5th Sunday of Easter A - Homily 3

Homily 3 - 2014

Trust in God still and trust in me. Easier said than done? Trust does not come easily. Can you really trust someone unless you are quite sure that they love you? unconditionally? And even then? I suspect that for most of us, the ones who have come closest to loving us without conditions are our mothers. Over the years, memories can mix with projections of the ideal feminine that arise from the unconscious, and can help to confirm the conviction.

We are in the month of May; and traditionally May is the month of Mary. Here in Mildura today, Filipino parishioners are celebrating the "Flores de Mayo".

Some of us find it easier to trust Mary than to trust God. Yet it need not be that way. Mary could trust God. She had no problem with embracing anything and everything that God asked of her – not just because of the kind of person she had become, but also because of what she knew God to be. Luke paints Mary at her Annunciation peacefully saying, Let it be done to me according to your word. She trusted easily because she knew that God loved her. She knew that all that God could ever wish of her would be that she become more fully alive, more fully human, more loving and irrepressibly hoping.

Jesus said of her, Blessed are those who hear the Word of God and keep it. He saw that as the source of her greatness. Mary heard the Word of God. That is how she knew he loved her. She really heard. She took time to listen. She did not just listen to God’s Word but learnt to tune in particularly to the tone of God’s voice. She learnt to distinguish it from all the voices that assail us daily – the voices around us and the voices within – the urges, the accusations, the spontaneous judgments we deliver, etc.

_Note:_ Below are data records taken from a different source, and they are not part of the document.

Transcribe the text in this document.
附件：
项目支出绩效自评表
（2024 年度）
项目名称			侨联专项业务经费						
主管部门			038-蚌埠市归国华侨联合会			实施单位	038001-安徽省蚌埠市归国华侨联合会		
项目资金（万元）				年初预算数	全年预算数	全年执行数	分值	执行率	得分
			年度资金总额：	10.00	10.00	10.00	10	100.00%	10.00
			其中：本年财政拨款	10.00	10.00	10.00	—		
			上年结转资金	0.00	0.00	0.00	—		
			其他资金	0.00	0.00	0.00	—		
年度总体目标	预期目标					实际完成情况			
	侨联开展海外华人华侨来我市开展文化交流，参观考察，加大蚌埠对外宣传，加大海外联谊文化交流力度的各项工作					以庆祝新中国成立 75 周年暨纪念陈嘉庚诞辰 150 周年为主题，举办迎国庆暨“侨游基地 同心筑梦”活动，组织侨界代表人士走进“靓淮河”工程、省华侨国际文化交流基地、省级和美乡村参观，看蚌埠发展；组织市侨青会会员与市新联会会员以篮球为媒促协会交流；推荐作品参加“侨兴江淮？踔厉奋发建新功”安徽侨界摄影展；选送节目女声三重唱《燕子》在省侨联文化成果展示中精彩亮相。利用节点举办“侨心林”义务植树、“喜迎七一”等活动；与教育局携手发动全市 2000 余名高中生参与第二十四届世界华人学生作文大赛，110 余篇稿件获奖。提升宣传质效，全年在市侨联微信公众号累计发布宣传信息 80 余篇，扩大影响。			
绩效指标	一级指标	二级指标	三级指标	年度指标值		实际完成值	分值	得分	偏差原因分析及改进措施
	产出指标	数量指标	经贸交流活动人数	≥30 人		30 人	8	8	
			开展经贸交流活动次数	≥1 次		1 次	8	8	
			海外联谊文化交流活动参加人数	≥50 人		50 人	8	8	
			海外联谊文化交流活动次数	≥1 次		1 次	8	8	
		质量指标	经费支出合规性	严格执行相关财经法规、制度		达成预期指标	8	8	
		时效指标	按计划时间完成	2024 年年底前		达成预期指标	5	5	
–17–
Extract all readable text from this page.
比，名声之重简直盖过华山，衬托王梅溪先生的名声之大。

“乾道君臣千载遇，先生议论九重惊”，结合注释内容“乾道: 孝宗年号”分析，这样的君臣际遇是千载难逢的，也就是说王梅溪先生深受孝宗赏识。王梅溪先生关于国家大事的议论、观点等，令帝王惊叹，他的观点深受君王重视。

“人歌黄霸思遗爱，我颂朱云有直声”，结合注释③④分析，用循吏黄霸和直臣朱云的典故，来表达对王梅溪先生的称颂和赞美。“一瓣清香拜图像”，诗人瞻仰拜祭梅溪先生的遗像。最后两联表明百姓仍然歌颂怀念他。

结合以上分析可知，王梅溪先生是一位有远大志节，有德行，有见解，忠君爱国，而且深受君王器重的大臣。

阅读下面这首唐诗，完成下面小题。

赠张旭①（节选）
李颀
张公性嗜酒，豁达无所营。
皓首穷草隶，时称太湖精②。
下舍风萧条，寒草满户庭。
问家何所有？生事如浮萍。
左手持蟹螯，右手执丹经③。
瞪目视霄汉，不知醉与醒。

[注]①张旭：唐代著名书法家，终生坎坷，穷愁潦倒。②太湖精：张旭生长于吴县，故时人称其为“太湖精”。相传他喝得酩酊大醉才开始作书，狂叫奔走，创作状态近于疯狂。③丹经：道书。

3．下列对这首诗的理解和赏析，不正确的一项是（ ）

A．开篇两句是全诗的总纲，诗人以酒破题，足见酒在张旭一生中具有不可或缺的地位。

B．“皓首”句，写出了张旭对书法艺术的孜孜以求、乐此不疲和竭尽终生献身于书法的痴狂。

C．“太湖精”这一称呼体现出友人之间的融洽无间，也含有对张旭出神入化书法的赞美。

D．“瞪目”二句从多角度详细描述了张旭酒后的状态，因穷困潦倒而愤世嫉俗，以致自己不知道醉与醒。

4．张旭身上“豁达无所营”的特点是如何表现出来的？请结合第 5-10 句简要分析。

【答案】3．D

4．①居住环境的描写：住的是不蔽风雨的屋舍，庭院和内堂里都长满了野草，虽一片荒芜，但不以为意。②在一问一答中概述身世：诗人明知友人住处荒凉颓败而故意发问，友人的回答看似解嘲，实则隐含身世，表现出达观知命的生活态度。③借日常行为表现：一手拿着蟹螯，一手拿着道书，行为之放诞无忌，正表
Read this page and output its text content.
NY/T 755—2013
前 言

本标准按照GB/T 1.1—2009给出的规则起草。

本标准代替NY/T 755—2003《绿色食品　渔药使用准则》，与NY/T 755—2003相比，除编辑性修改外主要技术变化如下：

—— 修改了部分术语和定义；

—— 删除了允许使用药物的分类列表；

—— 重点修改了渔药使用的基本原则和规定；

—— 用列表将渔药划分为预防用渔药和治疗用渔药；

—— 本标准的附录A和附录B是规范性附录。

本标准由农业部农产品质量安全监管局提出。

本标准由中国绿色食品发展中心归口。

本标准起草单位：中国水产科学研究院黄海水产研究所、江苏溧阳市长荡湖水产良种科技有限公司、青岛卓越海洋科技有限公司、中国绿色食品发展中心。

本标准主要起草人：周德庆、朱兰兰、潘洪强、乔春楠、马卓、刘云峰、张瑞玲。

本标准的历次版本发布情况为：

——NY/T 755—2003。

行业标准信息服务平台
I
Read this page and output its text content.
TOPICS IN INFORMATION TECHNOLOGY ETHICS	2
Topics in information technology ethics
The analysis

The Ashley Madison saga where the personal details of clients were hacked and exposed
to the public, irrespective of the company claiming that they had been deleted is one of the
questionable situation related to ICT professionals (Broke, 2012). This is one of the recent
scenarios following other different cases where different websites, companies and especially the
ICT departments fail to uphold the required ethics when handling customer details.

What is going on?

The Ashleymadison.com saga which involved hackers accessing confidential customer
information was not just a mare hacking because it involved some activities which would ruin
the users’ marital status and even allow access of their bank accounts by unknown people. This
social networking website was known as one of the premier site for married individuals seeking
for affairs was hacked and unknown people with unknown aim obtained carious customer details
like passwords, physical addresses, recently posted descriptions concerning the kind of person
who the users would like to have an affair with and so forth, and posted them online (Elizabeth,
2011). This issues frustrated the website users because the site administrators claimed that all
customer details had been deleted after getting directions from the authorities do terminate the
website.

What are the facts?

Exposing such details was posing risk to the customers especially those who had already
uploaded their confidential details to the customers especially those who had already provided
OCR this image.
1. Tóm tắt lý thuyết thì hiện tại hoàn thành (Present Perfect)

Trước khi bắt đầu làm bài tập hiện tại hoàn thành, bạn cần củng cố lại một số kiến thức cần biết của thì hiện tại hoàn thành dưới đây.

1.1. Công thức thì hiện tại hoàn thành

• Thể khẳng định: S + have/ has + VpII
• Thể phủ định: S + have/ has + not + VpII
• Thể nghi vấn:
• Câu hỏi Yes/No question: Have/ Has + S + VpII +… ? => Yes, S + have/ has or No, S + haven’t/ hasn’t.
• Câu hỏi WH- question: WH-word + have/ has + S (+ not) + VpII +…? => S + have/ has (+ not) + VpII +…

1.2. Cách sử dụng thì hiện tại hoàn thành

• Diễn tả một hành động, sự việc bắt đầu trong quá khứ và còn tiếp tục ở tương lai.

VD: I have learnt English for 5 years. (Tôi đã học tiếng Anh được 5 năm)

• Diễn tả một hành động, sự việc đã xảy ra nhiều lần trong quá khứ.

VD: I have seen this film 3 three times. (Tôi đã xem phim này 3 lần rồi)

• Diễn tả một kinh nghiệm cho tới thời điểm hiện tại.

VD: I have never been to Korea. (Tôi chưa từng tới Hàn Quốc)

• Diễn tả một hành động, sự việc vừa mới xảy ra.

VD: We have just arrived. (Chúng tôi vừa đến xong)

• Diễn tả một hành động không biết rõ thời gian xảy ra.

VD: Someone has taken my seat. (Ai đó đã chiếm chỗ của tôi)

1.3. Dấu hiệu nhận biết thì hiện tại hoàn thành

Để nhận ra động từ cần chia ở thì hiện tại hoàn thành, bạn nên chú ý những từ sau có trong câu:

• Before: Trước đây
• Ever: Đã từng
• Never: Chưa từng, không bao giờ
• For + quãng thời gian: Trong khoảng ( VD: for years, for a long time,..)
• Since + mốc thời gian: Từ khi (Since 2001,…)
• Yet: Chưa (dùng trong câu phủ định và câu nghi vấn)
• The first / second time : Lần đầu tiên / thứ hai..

She let life in all its complexity touch her. And she searched there for signs of the presence of God and for whatever God might be saying. As Luke again said of her, She treasured these things and pondered them in her heart. She discovered the God who loves - who so loved the world that he sent the Son he loved to save the world from itself, its endless violence and its fear of love. She learnt to trust that God of love: My soul proclaims the greatness of God and my spirit rejoices in God my Saviour.

To the waiters at the Wedding Feast of Cana she said, Do whatever he tells you. She says the same to us. But for us to have any chance of taking that seriously, we need to learn to trust. And to trust we need to discover his love.

Nothing will change… We will not change… Our world will not change… until we learn to hear the tone of his voice, and know his love – not in theory, not on the word of someone else, but from up close. Like Mary, we need to learn to become contemplatives, living life richly with its joys and heartaches, its pleasures and pains, its promises and its threats; pondering it, and finding God there – calling us, empowering us always to choose life, to choose love.

It takes time. We need to choose deliberately, and to persevere. If we do not, we will never truly change, never grow - business as usual, forever. Yet it need not be so. However, a guide can help because, surprisingly, God is regularly present in seeming absence and can communicate through silence.

One way or the other, the world needs contemplatives – people like yourselves who are in touch with life, people who give life, people who, with Mary, can enthusiastically declare, My soul proclaims the glory of God and my spirit rejoices in God my Saviour.